Today the Bureau of Labor Statistics released the latest jobs report. Its full of analysis and spin, but “net net” the numbers are just slightly south of abysmal. Bottom line numbers show 131,000 jobs were sliced off the books in July – mostly due to the winding up of the Census. The White House put enough english on the story to counter spin the globe by touting 71,000 jobs created by the economic sector they’ve done their best to destroy – namely the private sector. No word as to whether this story was filed from a Spanish beach.

Figures can lie, dear reader, and liars can figure. I’ll leave it to your wisdom to figure out who is on which side.

For all of its vaunted academic prowess and pseudo-intellectual horsepower, Team Obama seems wholly unable to understand why their groundbreaking strategies have no power to encourage job creation. One reason might be the fact that a majority of those in The One’s cabinet have spent most – if not all – of their professional lives working for the government. Almost 80% of them have no private sector experience what so ever.

Had any of them spent time trying to run a business or meet a payroll, they would understand that private sector businesses (the very entities that create jobs) abhor working in an uncertain environment. Unlike government, business needs to make a profit or it ceases to exist. Therefore businesses do everything they can to foretell the future before making investments or hiring people.

Right now, businesses understand that Congress is set to levy one of the biggest tax increases in American history on January 1, 2011. As a matter of fact, Congress need do absolutely nothing in order to implement this tax increase on every single American.
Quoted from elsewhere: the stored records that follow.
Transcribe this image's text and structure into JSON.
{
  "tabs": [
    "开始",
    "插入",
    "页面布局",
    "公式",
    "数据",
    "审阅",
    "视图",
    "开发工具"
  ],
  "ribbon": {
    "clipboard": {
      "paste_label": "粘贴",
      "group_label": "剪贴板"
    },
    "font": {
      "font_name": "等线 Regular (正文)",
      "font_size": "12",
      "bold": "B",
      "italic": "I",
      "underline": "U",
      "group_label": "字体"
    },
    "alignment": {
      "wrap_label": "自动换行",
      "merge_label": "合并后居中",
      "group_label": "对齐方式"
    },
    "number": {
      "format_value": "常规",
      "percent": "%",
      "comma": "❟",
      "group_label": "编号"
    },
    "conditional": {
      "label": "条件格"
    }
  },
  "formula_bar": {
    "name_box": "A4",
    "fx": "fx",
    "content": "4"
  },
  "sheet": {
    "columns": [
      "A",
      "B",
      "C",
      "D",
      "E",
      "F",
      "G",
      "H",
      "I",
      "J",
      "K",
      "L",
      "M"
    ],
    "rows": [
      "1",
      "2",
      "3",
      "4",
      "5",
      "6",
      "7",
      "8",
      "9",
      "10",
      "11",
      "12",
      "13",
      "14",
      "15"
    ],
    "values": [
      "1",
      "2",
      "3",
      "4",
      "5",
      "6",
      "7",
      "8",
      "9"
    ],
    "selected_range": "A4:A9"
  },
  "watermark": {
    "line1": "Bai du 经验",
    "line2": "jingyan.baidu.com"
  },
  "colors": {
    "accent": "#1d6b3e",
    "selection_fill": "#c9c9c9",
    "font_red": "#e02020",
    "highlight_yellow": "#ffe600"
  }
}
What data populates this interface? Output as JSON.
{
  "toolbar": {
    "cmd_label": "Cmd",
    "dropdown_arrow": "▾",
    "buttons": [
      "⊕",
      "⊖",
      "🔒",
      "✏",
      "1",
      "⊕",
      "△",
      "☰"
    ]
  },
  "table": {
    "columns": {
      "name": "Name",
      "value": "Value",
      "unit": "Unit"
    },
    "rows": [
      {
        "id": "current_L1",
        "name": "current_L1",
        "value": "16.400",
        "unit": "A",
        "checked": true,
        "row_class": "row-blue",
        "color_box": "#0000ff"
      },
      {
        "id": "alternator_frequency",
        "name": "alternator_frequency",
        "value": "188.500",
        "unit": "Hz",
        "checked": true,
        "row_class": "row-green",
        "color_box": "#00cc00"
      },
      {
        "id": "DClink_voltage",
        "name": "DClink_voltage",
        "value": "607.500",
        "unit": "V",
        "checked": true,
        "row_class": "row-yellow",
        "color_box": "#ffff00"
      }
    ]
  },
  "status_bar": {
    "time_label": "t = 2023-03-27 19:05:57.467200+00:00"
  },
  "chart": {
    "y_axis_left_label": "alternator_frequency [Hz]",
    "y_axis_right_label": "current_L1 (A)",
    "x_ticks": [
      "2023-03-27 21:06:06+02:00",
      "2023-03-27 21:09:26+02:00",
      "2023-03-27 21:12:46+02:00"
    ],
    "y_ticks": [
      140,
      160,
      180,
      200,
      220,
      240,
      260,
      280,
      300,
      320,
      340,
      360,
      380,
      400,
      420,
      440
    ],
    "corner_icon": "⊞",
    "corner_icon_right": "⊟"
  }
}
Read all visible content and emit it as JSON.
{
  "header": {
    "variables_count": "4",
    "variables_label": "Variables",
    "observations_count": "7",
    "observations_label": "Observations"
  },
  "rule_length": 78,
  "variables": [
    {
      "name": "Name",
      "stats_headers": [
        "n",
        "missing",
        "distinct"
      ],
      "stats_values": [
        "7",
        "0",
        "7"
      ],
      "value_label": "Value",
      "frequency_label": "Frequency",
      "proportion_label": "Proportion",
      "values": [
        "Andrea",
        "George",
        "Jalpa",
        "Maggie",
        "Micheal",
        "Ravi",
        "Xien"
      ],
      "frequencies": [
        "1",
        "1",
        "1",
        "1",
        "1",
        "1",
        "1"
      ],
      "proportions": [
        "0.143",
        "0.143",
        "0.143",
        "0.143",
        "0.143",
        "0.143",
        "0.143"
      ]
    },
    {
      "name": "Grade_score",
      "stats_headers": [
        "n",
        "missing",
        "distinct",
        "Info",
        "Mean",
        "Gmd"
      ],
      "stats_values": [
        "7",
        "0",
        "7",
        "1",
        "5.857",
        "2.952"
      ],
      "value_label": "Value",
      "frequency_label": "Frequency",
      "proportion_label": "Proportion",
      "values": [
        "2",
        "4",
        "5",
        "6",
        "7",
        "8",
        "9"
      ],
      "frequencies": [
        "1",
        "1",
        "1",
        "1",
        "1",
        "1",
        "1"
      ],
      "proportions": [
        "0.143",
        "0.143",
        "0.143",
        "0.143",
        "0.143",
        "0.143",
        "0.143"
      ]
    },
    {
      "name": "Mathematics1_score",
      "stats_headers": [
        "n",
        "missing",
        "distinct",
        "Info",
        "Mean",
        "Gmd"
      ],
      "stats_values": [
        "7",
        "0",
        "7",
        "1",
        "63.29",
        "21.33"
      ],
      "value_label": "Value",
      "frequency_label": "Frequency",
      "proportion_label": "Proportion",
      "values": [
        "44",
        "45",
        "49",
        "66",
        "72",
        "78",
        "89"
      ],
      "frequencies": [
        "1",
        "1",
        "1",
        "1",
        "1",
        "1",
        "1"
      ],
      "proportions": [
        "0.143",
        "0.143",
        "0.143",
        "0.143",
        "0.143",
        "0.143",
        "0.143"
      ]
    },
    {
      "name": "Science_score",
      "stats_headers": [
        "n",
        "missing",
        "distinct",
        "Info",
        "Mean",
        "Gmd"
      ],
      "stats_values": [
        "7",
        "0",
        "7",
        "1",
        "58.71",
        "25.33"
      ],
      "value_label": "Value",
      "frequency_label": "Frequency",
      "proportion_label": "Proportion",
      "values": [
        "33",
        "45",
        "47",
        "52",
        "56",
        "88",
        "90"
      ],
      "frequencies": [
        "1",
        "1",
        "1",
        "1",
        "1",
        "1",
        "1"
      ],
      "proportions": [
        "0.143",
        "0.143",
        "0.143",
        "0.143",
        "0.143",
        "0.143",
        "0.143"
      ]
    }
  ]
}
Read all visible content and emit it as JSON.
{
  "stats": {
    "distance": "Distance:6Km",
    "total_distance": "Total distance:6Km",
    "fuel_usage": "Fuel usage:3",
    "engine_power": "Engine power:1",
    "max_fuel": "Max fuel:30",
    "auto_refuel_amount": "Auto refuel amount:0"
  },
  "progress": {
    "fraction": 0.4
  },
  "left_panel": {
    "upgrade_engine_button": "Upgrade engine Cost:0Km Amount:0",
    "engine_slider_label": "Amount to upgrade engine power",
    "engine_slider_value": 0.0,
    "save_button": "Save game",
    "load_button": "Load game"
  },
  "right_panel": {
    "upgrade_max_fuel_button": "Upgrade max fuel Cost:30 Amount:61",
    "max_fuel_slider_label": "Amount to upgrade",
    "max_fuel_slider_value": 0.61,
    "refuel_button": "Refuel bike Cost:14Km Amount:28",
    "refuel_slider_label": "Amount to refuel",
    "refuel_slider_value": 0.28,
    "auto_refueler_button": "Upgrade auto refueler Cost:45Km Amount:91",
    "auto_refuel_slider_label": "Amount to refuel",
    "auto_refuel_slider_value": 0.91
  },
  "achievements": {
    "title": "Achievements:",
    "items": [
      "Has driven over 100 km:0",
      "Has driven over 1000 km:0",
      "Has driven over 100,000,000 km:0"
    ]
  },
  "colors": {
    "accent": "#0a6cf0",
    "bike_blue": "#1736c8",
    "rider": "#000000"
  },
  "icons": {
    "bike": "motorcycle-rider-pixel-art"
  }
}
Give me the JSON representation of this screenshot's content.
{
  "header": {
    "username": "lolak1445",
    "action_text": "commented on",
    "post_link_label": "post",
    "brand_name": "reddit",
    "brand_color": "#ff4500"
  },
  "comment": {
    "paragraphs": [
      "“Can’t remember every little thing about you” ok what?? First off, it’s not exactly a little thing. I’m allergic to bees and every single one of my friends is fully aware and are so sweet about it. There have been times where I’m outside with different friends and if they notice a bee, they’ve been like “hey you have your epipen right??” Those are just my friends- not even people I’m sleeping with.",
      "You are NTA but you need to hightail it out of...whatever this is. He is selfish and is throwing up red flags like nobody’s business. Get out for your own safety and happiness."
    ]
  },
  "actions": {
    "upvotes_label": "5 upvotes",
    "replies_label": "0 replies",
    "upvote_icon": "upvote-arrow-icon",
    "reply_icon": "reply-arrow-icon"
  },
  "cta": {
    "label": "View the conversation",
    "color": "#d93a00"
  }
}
The dirty little secret buried in the details of the Bush Tax Cuts was the fact they were put in place with an expiration date – one which is now less than six months away.

As long as businesses know that come January the government will take more of their money while at the same time leaving their customers with less money to buy much of anything, job creation and hiring will be stagnant at best. Add to this environment of uncertainty the monstrosity of ObamaCare and we may look back fondly at the days of a 9.5% unemployment rate.

With the specter of November fast approaching, my (sorry excuse for) congressman, the (less than) honorable Gerry Connolly would like me to believe he’s seen the light. He supports extending the Bush tax cuts. Part of me believes that Gerry, like a stopped clock, is right twice a day. That said, I’m curious as to how he squares his support for tax cuts with his votes to implement Plan Porkulus, Cap & Tax (and Tax and Tax), and Obamacare. I guess I expect too much from my congressman.

So, dear reader, take an economic look around. This is the “new” normal. In the sure to be immortal words of TurboTax Tim Geitner, “welcome to the recovery”.